Mais il demeure qu'on va avoir des problèmes avec l'article 45 même avec des SEM, parce que, selon le jugement de la commission scolaire régionale de l'Outaouais en 1988 à la Cour suprême, si on n'a pas les éléments constitutifs suffisamment substantiels pour dire qu'il y a transfert d'entreprise, bien, l'article 45 ne s'applique pas. Alors, prenons, par exemple, le domaine de l'assainissement des eaux, mettons 10 municipalités – ce ne sera pas long, madame, je finis mon exemple – s'il y a 10 municipalités...

La Présidente (Mme Bélanger): Je l'ai dit au début de la commission, hein...

M. Sauvé (Maurice): Pardon?

La Présidente (Mme Bélanger): ...des réponses courtes.

M. Sauvé (Maurice): Ah! bien, je m'excuse, mais, ça, c'est... Peut-être que j'anticipe des questions.

Des voix: Ha, ha, ha!

La Présidente (Mme Bélanger): Probablement.

(15 h 50)

M. Sauvé (Maurice): C'est probablement ça qui est mon erreur. O.K. Mais je termine cet exemple-là. Concernant l'assainissement des eaux, supposons qu'il y a une municipalité qui le fait et là qu'elle décide de se donner une SEM; dans la municipalité où il y a des travailleurs qui travaillent à l'assainissement des eaux, ils vont être transférés à la SEM. Mais, s'ils sont trois, mettons, puis que la SEM va en utiliser 10, il n'y a pas de transfert d'activités au sens de la Cour suprême, puis ça va prendre une déclaration.... C'est-à-dire, il faudrait que la loi prévoie que, dès qu'il y a transfert d'activités, il y a transfert des droits et des obligations. Donc, dans ce sens-là, on veut une déclaration à la loi. Et, dans la loi – actuellement, c'est un avant-projet de loi, on comprend qu'il reste encore du temps pour le mettre – on demande à l'Assemblée nationale de l'inclure.

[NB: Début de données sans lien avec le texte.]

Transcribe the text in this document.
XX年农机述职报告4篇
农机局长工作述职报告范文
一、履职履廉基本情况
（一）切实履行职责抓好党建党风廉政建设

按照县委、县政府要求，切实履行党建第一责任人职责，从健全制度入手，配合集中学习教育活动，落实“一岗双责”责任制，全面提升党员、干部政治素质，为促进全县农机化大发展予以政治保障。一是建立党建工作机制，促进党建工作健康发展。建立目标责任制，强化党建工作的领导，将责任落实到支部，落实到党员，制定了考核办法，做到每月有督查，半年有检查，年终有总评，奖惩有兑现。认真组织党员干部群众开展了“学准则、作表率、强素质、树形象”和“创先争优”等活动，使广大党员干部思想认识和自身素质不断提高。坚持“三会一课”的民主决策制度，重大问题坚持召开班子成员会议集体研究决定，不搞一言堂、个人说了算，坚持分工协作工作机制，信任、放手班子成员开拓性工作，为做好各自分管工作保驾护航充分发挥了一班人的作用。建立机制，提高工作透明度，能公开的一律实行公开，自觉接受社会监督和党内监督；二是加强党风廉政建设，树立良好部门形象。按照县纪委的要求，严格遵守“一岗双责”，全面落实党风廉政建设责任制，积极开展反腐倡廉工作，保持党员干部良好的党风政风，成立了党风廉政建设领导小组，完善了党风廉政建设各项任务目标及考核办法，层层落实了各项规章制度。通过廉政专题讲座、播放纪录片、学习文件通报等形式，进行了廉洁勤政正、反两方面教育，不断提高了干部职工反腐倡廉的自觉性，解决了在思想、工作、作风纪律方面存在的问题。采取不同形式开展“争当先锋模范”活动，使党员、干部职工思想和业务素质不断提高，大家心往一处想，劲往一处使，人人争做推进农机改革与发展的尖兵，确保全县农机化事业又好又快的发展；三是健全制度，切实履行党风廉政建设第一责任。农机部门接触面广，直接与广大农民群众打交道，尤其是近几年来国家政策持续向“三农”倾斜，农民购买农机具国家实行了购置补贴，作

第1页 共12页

La Présidente (Mme Bélanger): Merci, M. Sauvé.

M. Trudel: Est-ce que je peux, 10 secondes? Vous donnerez le même temps à l'opposition.

La Présidente (Mme Bélanger): Dix secondes? Oui?

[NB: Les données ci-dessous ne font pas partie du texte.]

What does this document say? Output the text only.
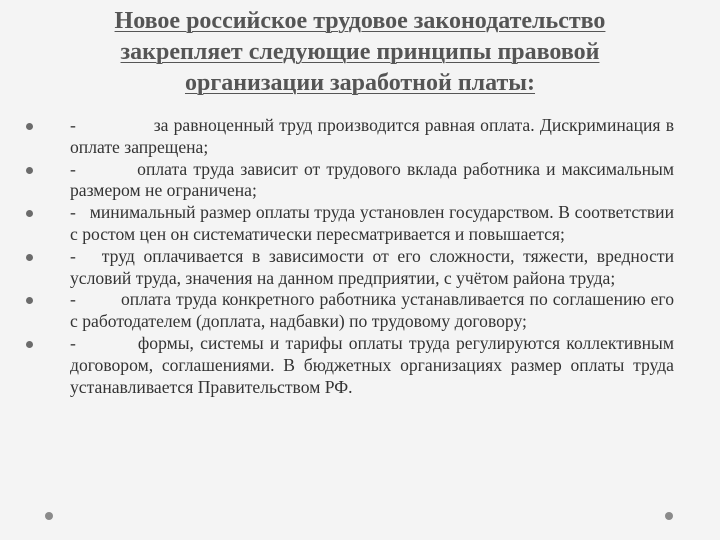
Новое российское трудовое законодательство закрепляет следующие принципы правовой организации заработной платы:
-               за равноценный труд производится равная оплата. Дискриминация в оплате запрещена;
-          оплата труда зависит от трудового вклада работника и максимальным размером не ограничена;
-   минимальный размер оплаты труда установлен государством. В соответствии с ростом цен он систематически пересматривается и повышается;
-   труд оплачивается в зависимости от его сложности, тяжести, вредности условий труда, значения на данном предприятии, с учётом района труда;
-         оплата труда конкретного работника устанавливается по соглашению его с работодателем (доплата, надбавки) по трудовому договору;
-          формы, системы и тарифы оплаты труда регулируются коллективным договором, соглашениями. В бюджетных организациях размер оплаты труда устанавливается Правительством РФ.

M. Trudel: C'est ça. Juste 10 secondes.

La Présidente (Mme Bélanger): On va voir ça, 10 secondes.

M. Trudel: L'équité dans le partenariat, quand on s'interroge.

Des voix: Ha, ha, ha!

La Présidente (Mme Bélanger): Dix secondes, M. le ministre.

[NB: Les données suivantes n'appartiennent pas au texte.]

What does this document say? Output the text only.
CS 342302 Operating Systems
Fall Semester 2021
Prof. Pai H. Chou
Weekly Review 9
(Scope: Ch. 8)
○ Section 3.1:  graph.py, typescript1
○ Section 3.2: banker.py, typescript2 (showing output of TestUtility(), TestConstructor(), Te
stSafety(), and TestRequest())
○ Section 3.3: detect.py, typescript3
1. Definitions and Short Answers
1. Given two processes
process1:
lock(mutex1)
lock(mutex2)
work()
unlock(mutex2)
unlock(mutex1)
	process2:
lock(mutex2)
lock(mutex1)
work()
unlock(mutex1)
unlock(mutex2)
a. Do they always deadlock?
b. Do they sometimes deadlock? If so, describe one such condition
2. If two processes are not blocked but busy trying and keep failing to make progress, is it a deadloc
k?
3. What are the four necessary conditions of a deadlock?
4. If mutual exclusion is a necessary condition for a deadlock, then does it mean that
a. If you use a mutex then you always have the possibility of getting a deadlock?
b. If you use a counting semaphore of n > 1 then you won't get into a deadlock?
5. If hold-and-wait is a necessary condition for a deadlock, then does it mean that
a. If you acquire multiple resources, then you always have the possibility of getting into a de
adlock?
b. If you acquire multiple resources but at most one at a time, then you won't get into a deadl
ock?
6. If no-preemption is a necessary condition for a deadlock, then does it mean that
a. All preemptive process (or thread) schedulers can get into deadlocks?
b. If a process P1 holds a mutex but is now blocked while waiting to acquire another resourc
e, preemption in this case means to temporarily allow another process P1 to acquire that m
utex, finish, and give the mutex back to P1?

M. Trudel: L'article 45 aménagé, dans le fond, on pourrait appeler ça comme ça. L'article 45 aménagé dans ce cadre-là, c'est parce que ça veut dire aussi des échanges que nous pourrions avoir au sujet de ce type d'aménagement.

Et là je réponds aussi à l'autre question: ne voyez jamais dans cet avant-projet de loi une façon de contourner l'article 45. Si on a à travailler sur l'article 45, on travaillera ensemble, point. On ne passera pas à travers une autre loi.

M. Sauvé (Maurice): Mais on ne veut pas contourner l'article 45. On dit juste que, comme dans les autres lois, on veut qu'il y ait une reconnaissance. On sait qu'il y a un comité de travail qui va siéger bientôt sur l'article 45, à la demande, justement, des unions municipales, et le ministre du Travail est supposé en annoncer la composition. Alors...

La Présidente (Mme Bélanger): Mme la députée de Jean-Talon.

M. Trudel: Bien, merci.

Mme Delisle: Merci, Mme la Présidente. Il y en a certains qui m'ont peut-être vu sourire tout à l'heure. D'entrée de jeu, je vous dirais qu'il y a beaucoup d'informations dans votre mémoire, et je pense que ça pourrait faire l'objet de plusieurs commissions parlementaires sur différents sujets qui touchent évidemment le monde municipal. J'ai rarement été d'accord avec la CSN, mais je dois dire qu'il y a des éléments là-dedans qui font en sorte que je serais d'accord avec vous autres sur d'autres sujets.

M. Trudel: Ce sera noté au sein de l'histoire.

Mme Delisle: Ha, ha, ha!

M. Valois (Roger): Il n'est jamais trop tard pour se convertir, de toute façon. Ha, ha, ha!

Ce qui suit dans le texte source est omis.